Philter offers two modes of operation for filtering text. The first is via Philter’s REST API. This method is useful for batch processing scenarios or when Philter needs to be integrated into an existing process or workflow. The second mode is performing filtering on streaming text. This mode utilizes Apache Kafka to process streaming text.
Methods of Filtering
Filtering via the REST API
This method of filtering allows you to submit text to Philter to be filtered. The response is the filtered text. This method is the most flexible because it allows Philter to be integrated with virtually any existing systems or processes. See the details of the API.
Filtering via Streaming
This method of filtering allows Philter to subscribe to an Apache Kafka topic. Philter consumes text from the topic, filters it, and places the filtered text back onto Apache Kafka in a different topic. Philter’s streaming is designed to run on a YARN cluster.

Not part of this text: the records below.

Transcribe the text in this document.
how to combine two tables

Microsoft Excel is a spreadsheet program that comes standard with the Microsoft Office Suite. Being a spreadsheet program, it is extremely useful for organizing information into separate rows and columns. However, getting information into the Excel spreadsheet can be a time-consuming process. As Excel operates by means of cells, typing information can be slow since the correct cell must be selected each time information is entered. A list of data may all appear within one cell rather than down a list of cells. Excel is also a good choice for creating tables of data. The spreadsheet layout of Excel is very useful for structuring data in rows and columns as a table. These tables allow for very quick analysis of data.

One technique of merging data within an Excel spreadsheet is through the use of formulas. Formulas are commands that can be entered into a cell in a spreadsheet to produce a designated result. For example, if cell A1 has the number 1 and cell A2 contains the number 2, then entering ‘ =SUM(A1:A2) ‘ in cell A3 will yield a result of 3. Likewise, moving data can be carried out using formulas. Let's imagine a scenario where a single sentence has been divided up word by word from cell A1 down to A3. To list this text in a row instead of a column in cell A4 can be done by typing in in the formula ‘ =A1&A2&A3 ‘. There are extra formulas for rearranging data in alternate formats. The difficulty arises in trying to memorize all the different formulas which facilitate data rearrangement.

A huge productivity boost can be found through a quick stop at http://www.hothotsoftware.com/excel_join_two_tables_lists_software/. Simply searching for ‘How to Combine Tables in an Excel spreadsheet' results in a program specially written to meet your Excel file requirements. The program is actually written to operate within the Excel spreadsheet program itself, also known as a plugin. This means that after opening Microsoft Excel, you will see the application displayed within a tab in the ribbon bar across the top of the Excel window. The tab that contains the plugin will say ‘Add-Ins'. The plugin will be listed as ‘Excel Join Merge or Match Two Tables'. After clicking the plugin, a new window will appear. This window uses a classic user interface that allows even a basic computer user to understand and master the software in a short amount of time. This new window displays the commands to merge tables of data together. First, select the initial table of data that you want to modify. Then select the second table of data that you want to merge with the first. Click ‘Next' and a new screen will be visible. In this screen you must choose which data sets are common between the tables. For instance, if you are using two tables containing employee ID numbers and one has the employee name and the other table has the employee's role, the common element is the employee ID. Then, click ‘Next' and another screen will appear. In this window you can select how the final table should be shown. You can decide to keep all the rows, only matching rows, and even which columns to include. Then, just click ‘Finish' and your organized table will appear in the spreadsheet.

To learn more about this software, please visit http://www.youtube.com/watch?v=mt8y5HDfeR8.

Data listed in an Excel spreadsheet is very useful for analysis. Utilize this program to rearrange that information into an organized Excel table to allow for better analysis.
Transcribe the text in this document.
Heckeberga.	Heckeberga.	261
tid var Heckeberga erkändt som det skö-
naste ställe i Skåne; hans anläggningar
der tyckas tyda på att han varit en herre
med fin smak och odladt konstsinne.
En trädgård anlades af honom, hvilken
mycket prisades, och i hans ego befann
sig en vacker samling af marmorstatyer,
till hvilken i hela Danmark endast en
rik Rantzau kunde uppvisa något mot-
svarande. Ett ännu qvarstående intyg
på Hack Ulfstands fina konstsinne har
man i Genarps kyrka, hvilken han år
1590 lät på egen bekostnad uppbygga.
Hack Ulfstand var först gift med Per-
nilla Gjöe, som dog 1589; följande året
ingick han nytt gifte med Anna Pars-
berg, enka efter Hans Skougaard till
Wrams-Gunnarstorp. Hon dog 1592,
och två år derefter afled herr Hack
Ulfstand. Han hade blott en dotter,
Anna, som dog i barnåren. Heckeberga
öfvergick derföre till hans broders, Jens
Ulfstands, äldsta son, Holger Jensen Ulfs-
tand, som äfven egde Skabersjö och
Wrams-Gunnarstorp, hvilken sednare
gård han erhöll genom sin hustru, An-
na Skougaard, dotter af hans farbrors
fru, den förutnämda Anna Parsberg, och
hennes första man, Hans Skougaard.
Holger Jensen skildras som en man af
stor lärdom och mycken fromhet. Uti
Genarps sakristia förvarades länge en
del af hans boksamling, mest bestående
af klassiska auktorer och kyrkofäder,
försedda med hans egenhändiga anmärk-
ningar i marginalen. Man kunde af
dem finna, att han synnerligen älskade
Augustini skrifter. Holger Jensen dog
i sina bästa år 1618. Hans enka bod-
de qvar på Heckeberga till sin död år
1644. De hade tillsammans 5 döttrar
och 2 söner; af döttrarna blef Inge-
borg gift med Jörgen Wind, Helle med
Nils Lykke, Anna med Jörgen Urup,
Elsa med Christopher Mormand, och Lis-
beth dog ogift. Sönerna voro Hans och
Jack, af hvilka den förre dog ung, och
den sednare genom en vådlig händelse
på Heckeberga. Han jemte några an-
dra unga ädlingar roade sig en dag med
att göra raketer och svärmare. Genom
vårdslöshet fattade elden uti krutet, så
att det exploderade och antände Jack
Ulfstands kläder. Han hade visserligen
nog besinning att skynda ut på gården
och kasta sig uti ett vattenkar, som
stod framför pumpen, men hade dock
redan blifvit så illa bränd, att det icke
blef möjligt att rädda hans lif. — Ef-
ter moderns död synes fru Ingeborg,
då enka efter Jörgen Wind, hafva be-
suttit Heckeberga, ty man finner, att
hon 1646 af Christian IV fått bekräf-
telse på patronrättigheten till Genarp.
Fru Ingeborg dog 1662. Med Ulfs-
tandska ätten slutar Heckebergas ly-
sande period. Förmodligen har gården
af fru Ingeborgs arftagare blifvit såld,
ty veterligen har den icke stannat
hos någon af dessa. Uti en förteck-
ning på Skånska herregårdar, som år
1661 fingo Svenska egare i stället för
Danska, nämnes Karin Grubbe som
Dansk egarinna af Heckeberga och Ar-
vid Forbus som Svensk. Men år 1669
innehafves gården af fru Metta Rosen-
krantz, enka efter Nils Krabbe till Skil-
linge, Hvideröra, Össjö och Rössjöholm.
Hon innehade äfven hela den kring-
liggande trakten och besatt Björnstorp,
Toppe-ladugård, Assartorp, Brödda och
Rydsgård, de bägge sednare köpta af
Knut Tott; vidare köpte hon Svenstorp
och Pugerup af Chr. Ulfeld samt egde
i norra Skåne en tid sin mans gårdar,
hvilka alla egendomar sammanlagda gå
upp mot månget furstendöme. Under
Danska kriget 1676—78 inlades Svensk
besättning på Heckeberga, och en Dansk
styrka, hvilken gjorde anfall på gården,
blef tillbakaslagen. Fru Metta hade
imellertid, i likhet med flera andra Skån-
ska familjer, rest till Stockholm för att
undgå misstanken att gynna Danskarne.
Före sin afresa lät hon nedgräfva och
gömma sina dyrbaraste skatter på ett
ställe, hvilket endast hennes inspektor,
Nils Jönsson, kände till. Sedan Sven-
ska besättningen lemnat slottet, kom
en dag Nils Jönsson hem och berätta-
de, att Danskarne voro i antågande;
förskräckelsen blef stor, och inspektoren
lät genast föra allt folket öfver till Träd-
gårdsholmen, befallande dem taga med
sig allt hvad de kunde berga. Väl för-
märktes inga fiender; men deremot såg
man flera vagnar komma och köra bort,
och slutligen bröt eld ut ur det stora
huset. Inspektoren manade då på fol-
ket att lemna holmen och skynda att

This method is most performant but it is more restricted than filtering via the REST API. When streaming, each Kafka topic is treated as its own context, contrasted to the REST API in which each request to filter can have its context set individually.
When filtering via streaming you can choose the format of the messages that are published to the Kafka topic. The published messages can either simply be the filtered text or the published messages can be JSON. When JSON is chosen, the message structure will be as follows:
"filteredText": "The filtered text will be here.",
"context": "The context (incoming Kafka topic name) will be here.",
"documentId": "The assigned document ID will be here."
The PII and PHI items identified by Philter are assigned “weight” values. The sum of these values for a given document indicate the amount of PHI/PII in the document. The weights can be customized per filter and you can choose the weight values based on your use-case. See Philter’s Configuration for how to adjust the filter weights.